Lipid regulation of adenylyl cyclase Rv1625c from Mycobacterium tuberculosis by its membrane-domain receptor.

Abstract

The regulation of mammalian adenylyl cyclases by G-protein-coupled receptors and the Gsα subunit of trimeric G-proteins has been extensively studied, whereas little is known about the regulation of their closely related bacterial cyclases. Here, we focused on the regulation of the adenylyl cyclase Rv1625c from Mycobacterium tuberculosis H37Rv. Rv1625c is a progenitor of mammalian congeners. Exclusively C₁₈-mono-unsaturated fatty acids, such as the cis- and trans-isoforms of oleic and vaccenic acids, inhibited the Rv1625c holoenzyme with IC₅₀ concentrations around 10 μm. The saturated C₁₈ fatty acid stearic acid was inactive.
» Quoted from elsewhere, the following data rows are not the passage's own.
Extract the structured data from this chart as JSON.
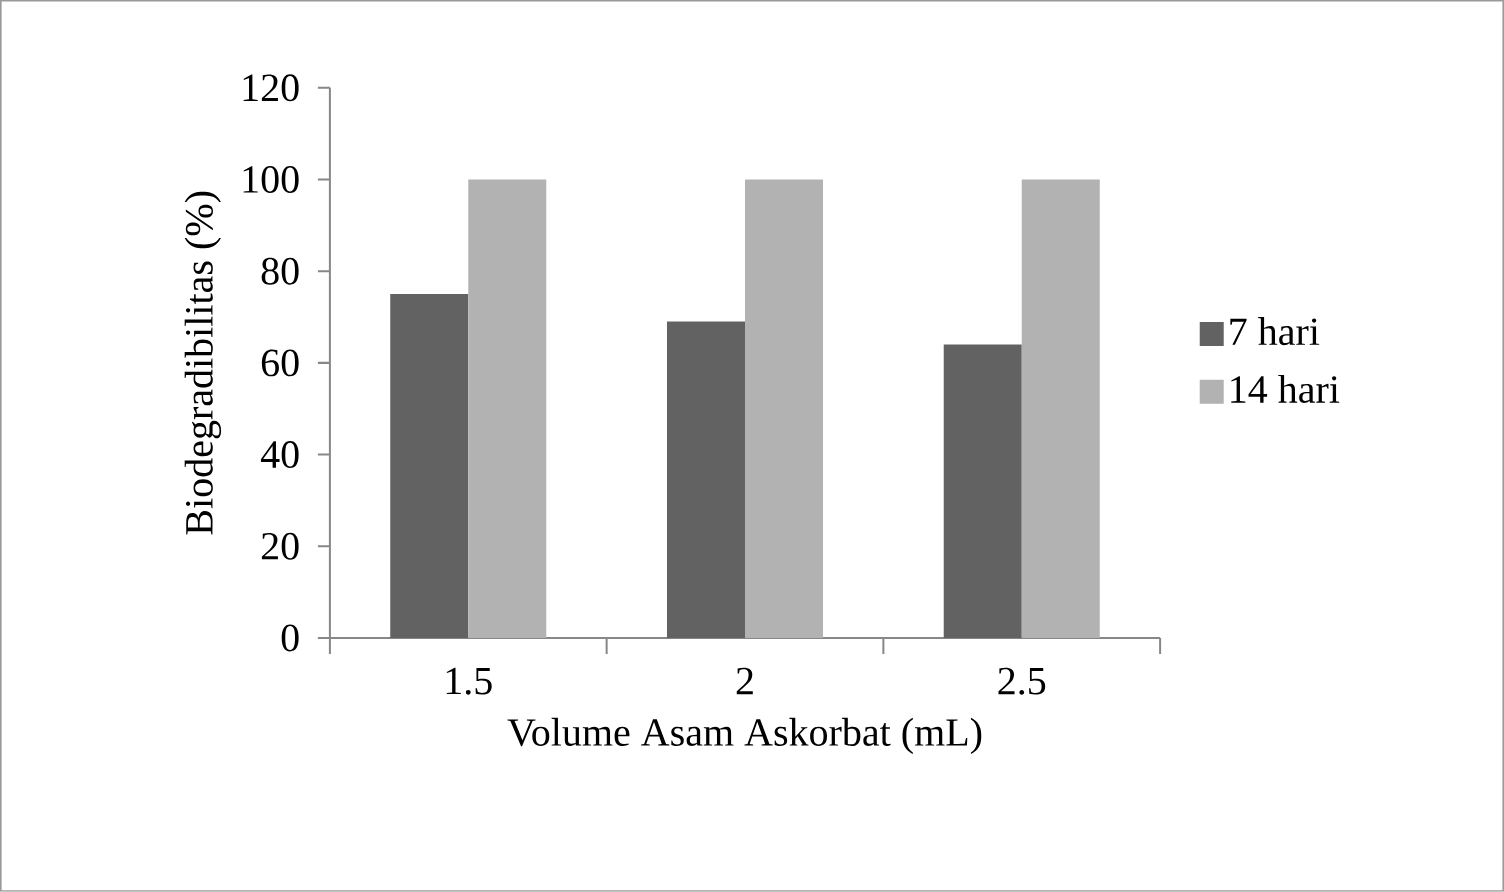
{
  "chart_data": {
    "type": "bar",
    "xlabel": "Volume Asam Askorbat (mL)",
    "ylabel": "Biodegradibilitas (%)",
    "categories": [
      "1.5",
      "2",
      "2.5"
    ],
    "series": [
      {
        "name": "7 hari",
        "color": "#626262",
        "values": [
          75,
          69,
          64
        ]
      },
      {
        "name": "14 hari",
        "color": "#b2b2b2",
        "values": [
          100,
          100,
          100
        ]
      }
    ],
    "ylim": [
      0,
      120
    ],
    "yticks": [
      0,
      20,
      40,
      60,
      80,
      100,
      120
    ],
    "grid": false,
    "legend": "right"
  }
}
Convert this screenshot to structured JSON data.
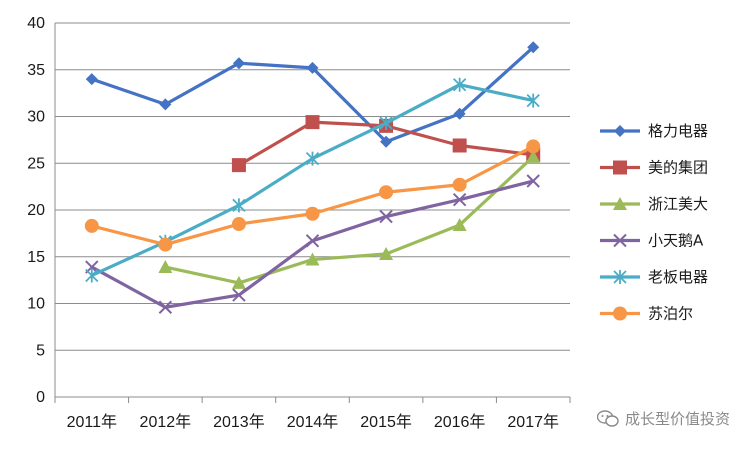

A soluble Rv1625c construct, which lacked the membrane domain, was not affected by the mono-unsaturated C₁₈ fatty acids, i.e., the inhibition required the presence of the membrane domain, indicating a receptor-ligand interaction. Surprisingly, fatty acid inhibition of Rv1625c was strictly dependent on magnesium ions (Mg²⁺) as a divalent cation for the substrate adenosine triphosphate (ATP). Although manganese ion (Mn²⁺)-ATP as a substrate greatly increased enzyme activity, Mn²⁺ appeared to block intramolecular signal transduction from the membranous receptor domain to the catalytic effector domain. In summary, the results bolster the proposal that adenylyl cyclase regulation by fatty acids is an evolutionarily conserved signaling mode present in bacteria as well as in mammals.